I asked my brother if he would pull it off for me. Using the lame excuse of it hurting too bad to do it myself. Even though in reality I was worried once I did it I wouldn’t be able to stop myself. Of coarse he refused, because what is family for? obviously not for helping. So I pulled it off myself. There was blood and pain and crying.

But the crying wasn’t because of the pain, it was because of the panic attack of not wanting to self harm. Wanting to be better. But the urge is hard, self harm is an addiction just like drugs and alcohol and I wish my brother could read minds. Now I sit here writing, needing to get out my feelings and needing to distract myself.

Anyways, I hope I can sleep tonight without indecent. Good luck to me

Letter to my future self

I usually write late at night, but I’m starting this post early because I think it’s going to take a while to write.

I’m writing this letter for my future self to read when I feel bad and like I can’t make it through. I hope it gets you to either feel like it’s something you can also look back on or inspire you to write your own letter to yourself…

Dear future me,

I know if you’re reading this it’s because you are feeling down. And I know when you feel down you start feeling nostalgic. I know you’ve probably already gone through all your childhood pictures and maybe even some pictures on facebook. I know if you have a best friend you’ve probably texted them.

At this point I know you’re desperate to feel better, and you probably feel like you don’t deserve to feel better. You feel like you don’t deserve to live. You’re contemplating suicide or self harm. You feel alone and scared and numb.

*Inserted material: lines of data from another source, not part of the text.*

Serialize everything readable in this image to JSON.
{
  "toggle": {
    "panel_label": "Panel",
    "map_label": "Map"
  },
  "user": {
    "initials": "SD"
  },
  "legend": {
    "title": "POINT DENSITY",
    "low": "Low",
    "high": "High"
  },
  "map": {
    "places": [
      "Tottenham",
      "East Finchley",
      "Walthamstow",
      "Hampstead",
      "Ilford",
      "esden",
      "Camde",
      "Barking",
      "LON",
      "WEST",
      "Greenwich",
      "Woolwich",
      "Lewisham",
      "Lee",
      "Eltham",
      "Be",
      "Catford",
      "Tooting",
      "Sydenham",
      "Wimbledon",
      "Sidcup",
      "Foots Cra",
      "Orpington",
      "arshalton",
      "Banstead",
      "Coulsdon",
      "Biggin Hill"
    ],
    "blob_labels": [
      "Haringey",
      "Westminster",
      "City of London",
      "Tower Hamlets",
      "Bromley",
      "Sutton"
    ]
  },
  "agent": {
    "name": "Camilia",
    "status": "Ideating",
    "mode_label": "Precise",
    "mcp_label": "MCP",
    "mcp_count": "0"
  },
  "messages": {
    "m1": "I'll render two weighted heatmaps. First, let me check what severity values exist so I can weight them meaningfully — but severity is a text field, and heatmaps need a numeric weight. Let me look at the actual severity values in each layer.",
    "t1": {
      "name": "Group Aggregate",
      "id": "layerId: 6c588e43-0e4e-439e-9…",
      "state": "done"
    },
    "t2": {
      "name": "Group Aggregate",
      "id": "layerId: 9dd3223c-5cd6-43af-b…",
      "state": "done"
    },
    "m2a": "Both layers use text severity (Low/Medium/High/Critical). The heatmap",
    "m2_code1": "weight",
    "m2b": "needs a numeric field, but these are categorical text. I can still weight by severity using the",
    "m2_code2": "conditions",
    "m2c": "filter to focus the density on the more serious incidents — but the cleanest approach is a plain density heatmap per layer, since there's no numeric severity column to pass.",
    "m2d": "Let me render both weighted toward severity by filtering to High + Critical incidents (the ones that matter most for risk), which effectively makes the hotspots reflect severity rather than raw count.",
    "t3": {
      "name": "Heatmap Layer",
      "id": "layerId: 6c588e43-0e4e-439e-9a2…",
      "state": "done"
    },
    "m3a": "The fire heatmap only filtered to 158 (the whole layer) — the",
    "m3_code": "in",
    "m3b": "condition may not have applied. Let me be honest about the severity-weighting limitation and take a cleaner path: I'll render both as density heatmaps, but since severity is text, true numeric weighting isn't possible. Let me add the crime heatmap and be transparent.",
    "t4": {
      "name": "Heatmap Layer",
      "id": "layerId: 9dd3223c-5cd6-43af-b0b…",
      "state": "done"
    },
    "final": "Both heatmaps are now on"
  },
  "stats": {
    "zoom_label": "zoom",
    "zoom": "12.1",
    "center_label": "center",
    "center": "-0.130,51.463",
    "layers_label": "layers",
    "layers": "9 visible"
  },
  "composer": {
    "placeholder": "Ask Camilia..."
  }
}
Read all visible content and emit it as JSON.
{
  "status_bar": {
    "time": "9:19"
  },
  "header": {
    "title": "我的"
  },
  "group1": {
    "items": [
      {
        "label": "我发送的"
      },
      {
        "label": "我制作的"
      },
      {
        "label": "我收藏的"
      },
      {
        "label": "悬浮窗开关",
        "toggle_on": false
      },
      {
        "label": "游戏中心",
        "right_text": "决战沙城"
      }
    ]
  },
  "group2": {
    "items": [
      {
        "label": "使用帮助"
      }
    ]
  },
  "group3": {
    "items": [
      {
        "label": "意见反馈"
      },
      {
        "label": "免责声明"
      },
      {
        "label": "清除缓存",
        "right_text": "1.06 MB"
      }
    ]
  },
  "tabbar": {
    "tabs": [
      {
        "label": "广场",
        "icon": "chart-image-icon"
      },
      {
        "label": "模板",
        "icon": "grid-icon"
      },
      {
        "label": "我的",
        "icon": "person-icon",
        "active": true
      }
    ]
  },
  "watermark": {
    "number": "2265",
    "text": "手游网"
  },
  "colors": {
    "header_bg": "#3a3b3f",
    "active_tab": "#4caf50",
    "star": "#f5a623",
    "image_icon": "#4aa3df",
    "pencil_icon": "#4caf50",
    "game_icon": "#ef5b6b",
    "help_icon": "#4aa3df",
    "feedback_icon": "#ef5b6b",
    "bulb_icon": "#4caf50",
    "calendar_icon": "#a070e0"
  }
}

Here’s some things to remember:

  1. You still have ambitions- If you still have ambitions you have a purpose. I know you don’t think you are good enough but you are. You’re creative and innovative to get things done.
  2. You DO have people who care about you. You have come so far in life and made it this long, and that’s only because of the people who believed in you and helped you when you couldn’t manage on your own.
  3. You are constantly making progress. You started from nowhere with nothing and you have your own place to live and a job (I’m assuming). And if you don’t you’ve always been good at getting jobs instantly.
  4. You’ve gone so long without self harm or an attempt, don’t jeopardize it now. You want to make it farther than you ever have before. Eventually you’ll go days then weeks then months without thinking about hurting yourself.
  5. And lastly, you have your animals. I don’t know if you still have frenchie, or marshmallow or some other animal. But I KNOW YOU, you have got some badass animals that depend on you and you need to be there and get your shit together for them. Because what would they do without you?

You have survived so much and you have been so strong through you’re entire life. You have been broken down and beaten and sick but you still TRY to get up and do what you need to do to live every day. And that’s not someone who wants to kill themselves, that’s someone who is desperate for help and wants to live.

Don’t be afraid to ask for help. If you’re not still in therapy you need to work on that, we both know you need professional help. And that’s not a bad thing, it makes you stronger and less lonely. So make sure you keep up with your health.

I hope you’re feeling better health wise, but I know if you’re this down you are probably feeling pretty shitty too. Just make sure you keep up with feeling better, trying and hard work is the only way things will change for the better.

Do me a favor, do something for you. Right now. Make a list to sort things out. You know you love lists. Drink some chocolate milk, or eat some oreos, make some macaroni– do something that makes you feel better instantly. Put on cat in the hat or willy wonka and just relax and feel good for the moment.

TOMORROW IS A NEW DAY. Be prepared for it, be ready to change, be ready to try. YOU GOT THIS.